Fake it until you make it, but don't lie. Being dishonest during a negotiation will cost you.
In the recently revised and updated book, "The Only Negotiating Guide You'll Ever Need: 101 Ways to Win Every Time in Any Situation, " Peter B. Stark and Jane Flaherty write: "The more confidence your counterpart has in your honesty, integrity and reliability, the easier you will find it to negotiate."
When you develop trust, you can more easily accomplish what they say is the ideal outcome in almost any scenario: win-win.
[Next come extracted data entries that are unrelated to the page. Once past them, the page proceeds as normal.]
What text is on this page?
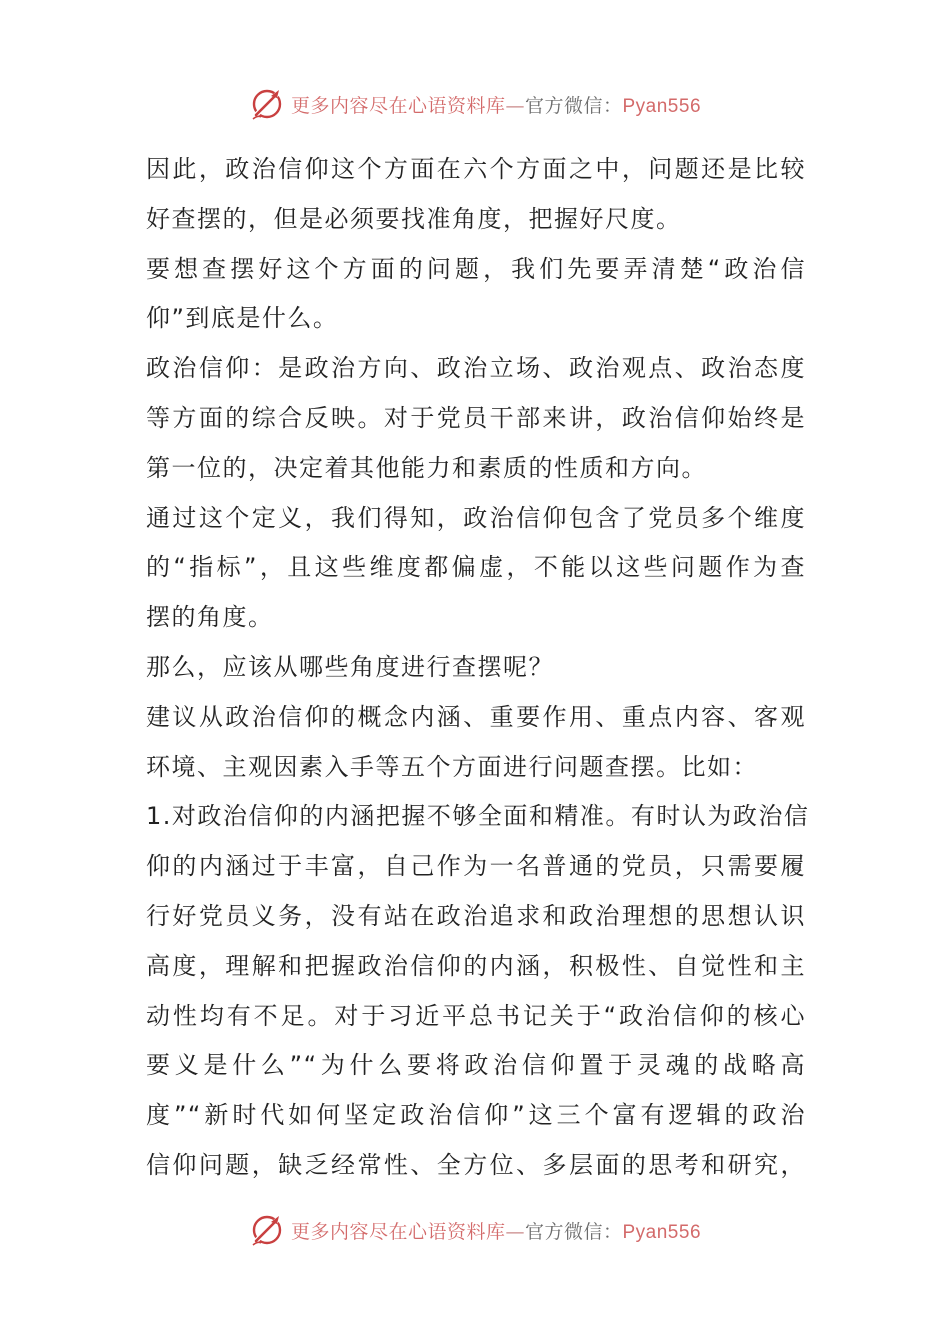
更多内容尽在心语资料库—官方微信：Pyan556
因此，政治信仰这个方面在六个方面之中，问题还是比较
好查摆的，但是必须要找准角度，把握好尺度。
要想查摆好这个方面的问题，我们先要弄清楚“政治信
仰”到底是什么。
政治信仰：是政治方向、政治立场、政治观点、政治态度
等方面的综合反映。对于党员干部来讲，政治信仰始终是
第一位的，决定着其他能力和素质的性质和方向。
通过这个定义，我们得知，政治信仰包含了党员多个维度
的“指标”，且这些维度都偏虚，不能以这些问题作为查
摆的角度。
那么，应该从哪些角度进行查摆呢？
建议从政治信仰的概念内涵、重要作用、重点内容、客观
环境、主观因素入手等五个方面进行问题查摆。比如：
1.对政治信仰的内涵把握不够全面和精准。有时认为政治信
仰的内涵过于丰富，自己作为一名普通的党员，只需要履
行好党员义务，没有站在政治追求和政治理想的思想认识
高度，理解和把握政治信仰的内涵，积极性、自觉性和主
动性均有不足。对于习近平总书记关于“政治信仰的核心
要义是什么”“为什么要将政治信仰置于灵魂的战略高
度”“新时代如何坚定政治信仰”这三个富有逻辑的政治
信仰问题，缺乏经常性、全方位、多层面的思考和研究，
更多内容尽在心语资料库—官方微信：Pyan556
So don't use deception for short-term gain, because, they write: "It does not build long-term relationships or encourage your counterpart to come back and negotiate with you again at a later date."
That's why they recommend being mindful of your nonverbal cues, too. Opening your palms, for instance, gives off the impression that you are an honest person. "It goes back to medieval days when open palms indicated that a person had no weapons," they write. "Today they generally indicate that a person has nothing to hide."
When you do have something to hide, and you lie, it's more obvious than you think. And when people detect a lack of authenticity, according to communication expert Julian Treasure, they stop listening.
More importantly, they stop liking you. "Don't underestimate the importance of likability," says Harvard Business School's Deepak Malhotra. "It's crucial: People are going to fight for you only if they like you."
He adds: "Anything you do in a negotiation that makes you less likable reduces the chances that the other side will work to get you a better offer."
Beyond negotiations, dishonesty has no place in any work environment. "Deception is an incalculable cost of business," certified fraud examiner Pamela Meyer tells CNBC Make It. "Society and companies work better with a set of morals on the ground."
That means you should be honest even when it costs you, or seems easier to just lie. "Doing so goes a long way toward building your credibility," say Stark and Flaherty.